The campaign for retirement is not only peculiar in the light of our longevity -- how many people really do want to play golf or garden for twenty years or more? It's also fiscally unsustainable in light of the dramatic demographic shift of what would be "working to retirement." Sure, Social Security and Medicare were programs that worked when they were invented. But even the vaunted UK National Health Scheme, on which U.S. Medicare was modeled, is unable to meet the demands of, among other challenges, an aging population far greater than in the 1940's when it was started. And that's against basic reforms year after year, including a change to the once uncontested principle that you were either "in" or "out." Today, if you don't like the health care you're getting and can afford something on the outside, it's ok.

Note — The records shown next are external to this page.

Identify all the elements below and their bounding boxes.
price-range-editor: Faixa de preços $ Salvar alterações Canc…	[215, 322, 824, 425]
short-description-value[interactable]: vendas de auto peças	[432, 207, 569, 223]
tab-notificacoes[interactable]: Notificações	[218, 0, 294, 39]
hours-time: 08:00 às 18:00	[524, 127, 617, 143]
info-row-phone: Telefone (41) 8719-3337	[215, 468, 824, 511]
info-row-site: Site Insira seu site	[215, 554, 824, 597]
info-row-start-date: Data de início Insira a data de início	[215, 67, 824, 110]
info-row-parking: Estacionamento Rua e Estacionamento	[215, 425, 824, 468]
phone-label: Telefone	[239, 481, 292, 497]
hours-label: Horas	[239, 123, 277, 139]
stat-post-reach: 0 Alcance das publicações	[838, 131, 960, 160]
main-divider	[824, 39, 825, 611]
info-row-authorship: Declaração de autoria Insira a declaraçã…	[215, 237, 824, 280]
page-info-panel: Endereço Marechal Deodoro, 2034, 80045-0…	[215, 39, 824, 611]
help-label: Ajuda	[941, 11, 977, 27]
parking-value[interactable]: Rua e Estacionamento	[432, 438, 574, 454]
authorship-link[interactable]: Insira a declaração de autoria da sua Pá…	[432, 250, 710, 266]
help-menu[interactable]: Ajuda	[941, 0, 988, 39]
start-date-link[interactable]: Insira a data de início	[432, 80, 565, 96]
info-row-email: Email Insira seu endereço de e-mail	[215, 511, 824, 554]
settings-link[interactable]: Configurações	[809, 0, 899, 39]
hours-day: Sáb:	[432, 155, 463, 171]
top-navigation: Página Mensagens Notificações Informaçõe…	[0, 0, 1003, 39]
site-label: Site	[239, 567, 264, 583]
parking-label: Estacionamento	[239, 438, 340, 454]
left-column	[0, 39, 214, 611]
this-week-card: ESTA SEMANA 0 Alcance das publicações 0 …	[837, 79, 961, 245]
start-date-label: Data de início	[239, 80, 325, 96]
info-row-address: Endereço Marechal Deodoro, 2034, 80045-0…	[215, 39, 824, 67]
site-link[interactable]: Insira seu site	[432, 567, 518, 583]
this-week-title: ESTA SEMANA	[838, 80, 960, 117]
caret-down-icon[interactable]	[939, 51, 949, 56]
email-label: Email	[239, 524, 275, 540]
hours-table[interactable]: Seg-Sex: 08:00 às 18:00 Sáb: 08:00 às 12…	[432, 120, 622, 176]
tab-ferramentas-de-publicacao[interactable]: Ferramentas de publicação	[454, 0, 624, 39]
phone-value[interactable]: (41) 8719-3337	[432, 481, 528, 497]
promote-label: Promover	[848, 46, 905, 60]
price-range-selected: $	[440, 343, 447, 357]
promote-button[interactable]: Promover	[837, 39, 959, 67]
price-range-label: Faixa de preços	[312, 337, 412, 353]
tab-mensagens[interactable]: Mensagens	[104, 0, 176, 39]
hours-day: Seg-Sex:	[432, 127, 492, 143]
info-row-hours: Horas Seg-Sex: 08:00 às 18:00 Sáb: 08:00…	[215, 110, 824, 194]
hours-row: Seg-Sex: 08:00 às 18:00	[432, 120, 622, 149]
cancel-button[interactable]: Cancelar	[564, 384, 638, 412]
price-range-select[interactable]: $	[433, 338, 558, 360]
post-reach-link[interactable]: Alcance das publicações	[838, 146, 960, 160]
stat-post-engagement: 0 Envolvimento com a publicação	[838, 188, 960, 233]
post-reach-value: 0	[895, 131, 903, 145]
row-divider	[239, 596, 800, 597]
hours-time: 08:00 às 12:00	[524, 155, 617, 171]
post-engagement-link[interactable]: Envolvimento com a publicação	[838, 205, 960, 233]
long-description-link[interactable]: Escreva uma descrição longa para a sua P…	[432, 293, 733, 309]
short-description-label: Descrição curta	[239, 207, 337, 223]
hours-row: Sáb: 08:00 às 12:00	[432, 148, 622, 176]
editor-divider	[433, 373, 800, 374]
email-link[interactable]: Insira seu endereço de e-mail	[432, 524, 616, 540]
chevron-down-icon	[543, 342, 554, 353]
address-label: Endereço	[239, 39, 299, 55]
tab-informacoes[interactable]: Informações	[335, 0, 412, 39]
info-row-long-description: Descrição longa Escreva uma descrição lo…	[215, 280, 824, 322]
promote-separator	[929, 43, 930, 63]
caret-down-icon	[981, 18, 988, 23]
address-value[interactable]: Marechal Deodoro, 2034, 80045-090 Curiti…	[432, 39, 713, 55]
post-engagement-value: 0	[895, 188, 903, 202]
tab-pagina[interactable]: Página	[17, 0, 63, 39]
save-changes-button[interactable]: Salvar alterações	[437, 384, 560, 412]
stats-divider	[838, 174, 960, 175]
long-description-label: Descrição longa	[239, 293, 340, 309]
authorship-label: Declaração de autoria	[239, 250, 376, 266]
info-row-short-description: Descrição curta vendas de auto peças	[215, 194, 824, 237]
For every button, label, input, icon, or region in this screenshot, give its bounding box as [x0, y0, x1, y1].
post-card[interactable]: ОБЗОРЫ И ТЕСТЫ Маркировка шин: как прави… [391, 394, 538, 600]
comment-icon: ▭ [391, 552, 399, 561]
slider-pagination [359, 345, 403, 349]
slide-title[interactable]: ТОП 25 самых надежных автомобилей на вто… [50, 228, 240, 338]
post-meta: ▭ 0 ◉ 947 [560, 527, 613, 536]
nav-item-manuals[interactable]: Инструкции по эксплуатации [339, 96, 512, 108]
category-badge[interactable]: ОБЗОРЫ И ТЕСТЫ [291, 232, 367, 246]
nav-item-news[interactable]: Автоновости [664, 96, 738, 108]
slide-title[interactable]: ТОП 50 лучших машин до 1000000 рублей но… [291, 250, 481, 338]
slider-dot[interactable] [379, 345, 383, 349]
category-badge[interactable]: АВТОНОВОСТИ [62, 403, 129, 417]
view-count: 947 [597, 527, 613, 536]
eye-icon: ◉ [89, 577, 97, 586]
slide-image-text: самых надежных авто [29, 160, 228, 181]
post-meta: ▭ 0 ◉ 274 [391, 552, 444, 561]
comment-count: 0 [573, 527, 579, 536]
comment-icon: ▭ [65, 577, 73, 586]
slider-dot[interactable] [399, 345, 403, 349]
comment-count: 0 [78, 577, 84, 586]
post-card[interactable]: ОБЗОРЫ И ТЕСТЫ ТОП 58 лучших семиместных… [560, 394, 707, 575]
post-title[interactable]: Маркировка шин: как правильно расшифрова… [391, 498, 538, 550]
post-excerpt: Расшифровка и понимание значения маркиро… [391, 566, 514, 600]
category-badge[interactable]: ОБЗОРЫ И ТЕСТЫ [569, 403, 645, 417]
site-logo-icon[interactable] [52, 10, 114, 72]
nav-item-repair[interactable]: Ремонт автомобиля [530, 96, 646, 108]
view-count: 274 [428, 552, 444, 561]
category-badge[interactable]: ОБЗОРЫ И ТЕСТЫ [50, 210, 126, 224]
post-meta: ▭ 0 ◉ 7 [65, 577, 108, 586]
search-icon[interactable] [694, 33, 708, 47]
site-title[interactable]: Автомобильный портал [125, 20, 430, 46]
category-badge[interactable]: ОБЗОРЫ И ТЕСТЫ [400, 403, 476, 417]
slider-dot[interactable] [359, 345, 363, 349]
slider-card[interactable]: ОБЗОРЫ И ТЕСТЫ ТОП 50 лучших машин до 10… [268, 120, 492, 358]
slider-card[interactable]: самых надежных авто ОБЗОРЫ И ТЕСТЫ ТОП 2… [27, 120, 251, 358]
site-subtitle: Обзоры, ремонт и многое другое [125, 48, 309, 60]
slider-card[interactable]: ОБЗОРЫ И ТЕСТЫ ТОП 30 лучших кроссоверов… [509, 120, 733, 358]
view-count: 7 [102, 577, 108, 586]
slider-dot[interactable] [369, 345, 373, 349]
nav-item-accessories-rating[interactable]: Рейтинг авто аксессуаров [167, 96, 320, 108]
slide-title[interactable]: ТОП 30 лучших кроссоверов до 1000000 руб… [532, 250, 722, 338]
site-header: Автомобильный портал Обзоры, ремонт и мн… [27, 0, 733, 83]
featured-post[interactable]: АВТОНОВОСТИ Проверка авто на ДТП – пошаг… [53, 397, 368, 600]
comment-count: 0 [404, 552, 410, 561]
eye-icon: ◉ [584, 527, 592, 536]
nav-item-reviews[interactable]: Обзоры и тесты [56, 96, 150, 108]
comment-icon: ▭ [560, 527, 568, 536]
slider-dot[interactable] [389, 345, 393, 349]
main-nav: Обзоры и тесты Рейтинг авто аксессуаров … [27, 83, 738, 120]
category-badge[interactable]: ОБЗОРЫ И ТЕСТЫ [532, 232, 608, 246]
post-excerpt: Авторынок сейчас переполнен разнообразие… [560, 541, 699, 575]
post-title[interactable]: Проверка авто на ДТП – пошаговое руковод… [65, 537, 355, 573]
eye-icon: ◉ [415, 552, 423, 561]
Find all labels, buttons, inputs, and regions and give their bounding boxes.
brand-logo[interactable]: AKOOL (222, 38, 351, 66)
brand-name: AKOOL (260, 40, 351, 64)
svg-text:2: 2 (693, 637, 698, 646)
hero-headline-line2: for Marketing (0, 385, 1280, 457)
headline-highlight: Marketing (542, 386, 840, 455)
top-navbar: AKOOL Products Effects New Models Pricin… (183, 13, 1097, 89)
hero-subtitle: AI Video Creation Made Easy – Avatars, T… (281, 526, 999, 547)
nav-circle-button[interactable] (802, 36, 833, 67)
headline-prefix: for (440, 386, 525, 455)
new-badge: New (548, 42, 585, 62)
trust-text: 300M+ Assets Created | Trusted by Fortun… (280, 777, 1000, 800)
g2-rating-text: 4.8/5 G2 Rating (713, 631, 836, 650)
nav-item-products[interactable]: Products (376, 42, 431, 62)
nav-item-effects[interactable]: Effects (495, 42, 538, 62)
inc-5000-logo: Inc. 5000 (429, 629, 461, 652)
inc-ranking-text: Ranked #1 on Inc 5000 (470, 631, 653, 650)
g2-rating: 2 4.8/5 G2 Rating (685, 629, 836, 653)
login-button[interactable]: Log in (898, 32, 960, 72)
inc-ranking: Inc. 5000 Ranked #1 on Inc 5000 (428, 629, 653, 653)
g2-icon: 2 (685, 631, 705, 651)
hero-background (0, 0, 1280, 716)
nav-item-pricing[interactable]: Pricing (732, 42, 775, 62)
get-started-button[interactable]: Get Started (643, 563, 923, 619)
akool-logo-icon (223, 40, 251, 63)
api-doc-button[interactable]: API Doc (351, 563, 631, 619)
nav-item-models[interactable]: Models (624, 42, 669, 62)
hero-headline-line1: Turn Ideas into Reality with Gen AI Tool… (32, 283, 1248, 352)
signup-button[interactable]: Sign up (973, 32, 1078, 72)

In the hotly contested presidential campaign, there's been barely a word from either of the candidates about these celebrations. Only in newly-minted socialist France does there seem to be any public display of keeping 20th century retirement, but the confiscatory taxes that follow underscore the disconnect. Surely the demographic realities of our 21st century demand something more than retread 20th century policies.

Some may not want us to be the "last generation to retire", but the generations of the 21st century know they must re-imagine and reinvent how they will live in their century.